Oleh karen itu, para ulama berpendapat, hadis Aisyah di atas
berbicara tentang salat witir, bukan salat tarawih. Para ulama umumnya
juga menempatkan hadis itu pada bab salat witir atau salat malam, bukan
pada bab salat tarawih, seperti Al-Qadhi ‘Iyadh dan Imam Nawawi. Imam
Ibnu Hajar juga menempatkan hadis di atas dalam konteks salat witir.
Hadis yang diriwayatkan oleh Imam Bukhari, Muslim dan Abu Dauwd dari Aisyah di bawah ini bisa menjadi peneguh pendapat di atas,
Rasulullah salat malam tiga belas rakaat, terdiri dari salat witir dan dua rakaat fajar.

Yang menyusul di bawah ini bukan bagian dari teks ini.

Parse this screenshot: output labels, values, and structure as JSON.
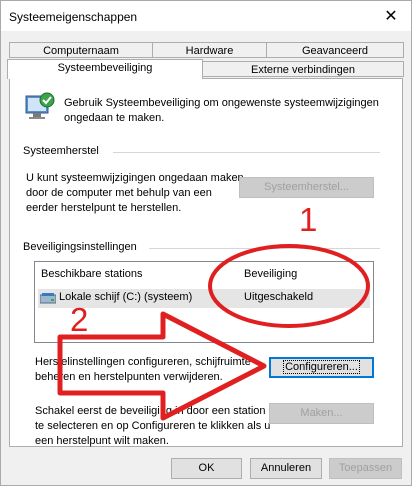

Tarawih Tidak Berorientasi Angka
Justeru, hadis shahih tentang salat tarawih atau “qiyam Ramadan”
tidak memberikan batasan jumlah rakaat yang pasti, tidak berorientasi
sedikit atau banyaknya jumlah rakaat salat. Hadis tersebut diriwayatkan
oleh Imam Bukhari, yaitu,
“Siapa yang menjalankan “qiyam Ramadan” karena iman kepada Allah dan mengharap pahala kepada-Nya, maka dosa-dosanya yang telah lalu akan terampuni.”
Pada hadis itu, Nabi sama sekali tidak menyinggung bilangan rakaat
salat apalagi membatasinya. Kuantitas bukan orientasi utama dalam salat
tarawih, tapi yang mesti diutamakan adalah kualitas. Jadi, mau salat
tarawih empat rakaat silakan, enam rakaat monggo, delapan rakaat tidak
mengapa, dua puluh rakaat mbonten nopo-nopo, atau bahkan lima puluh,
seratus dan seterusnya, dengan catatan tetap menjaga kualitas; ikhlas,
khusu’, baik, dan sebagainya. Wallahu a’lam.
عن ابن عباس قال، كان النبي صلى الله عليه وسلم يصلي في رمضان عشرين ركعة والوتر.
عن جابر بن عبد الله، قال: جاء أبي بن كعب إلى النبي صلى الله
عليه وسلم فقال: يا رسول الله، إنه كان مني الليلة شيء – يعني في رمضان.
قال: وما ذاك يا أبي؟ قال: نسوة في داري قلن إنا لا نقرأ القرأن، فنصلي
بصلاتك. قال: قصليت بهن ثماني ركعات ثم أوترت. قال: فكان شبيه الرضا ولم
يقل شيئا.
صلى بنا رسول الله صلى الله عليه وسلم ليلة في رمضان ثماني ركعات والوتر.
ما كان رسول الله صلى الله يزيد في رمضان ولا في غيره علىإحدى
عشرة ركعة. يصلي أربعا فلا تسأل عن حسنهن وطولهن ثم يصلي أربعا فلا تسأل
عن حسنهن وطولهن ثم يصلي ثلاثا. قالت عائشة رضي الله عنها، فقلت: يا رسول
الله، أتنام قبل أن توتر؟ قال: يا عائشة، إن عيني تنامان ولا ينام قلبي.
كان رسول الله صلى الله عليه وسلم يصلي من الليل ثلاث عشرة ركعة، منها الوتر وركعتا الفجر.
من قام رمضان إيمانا واحتسابا غفر له ما تقدم من ذنبه.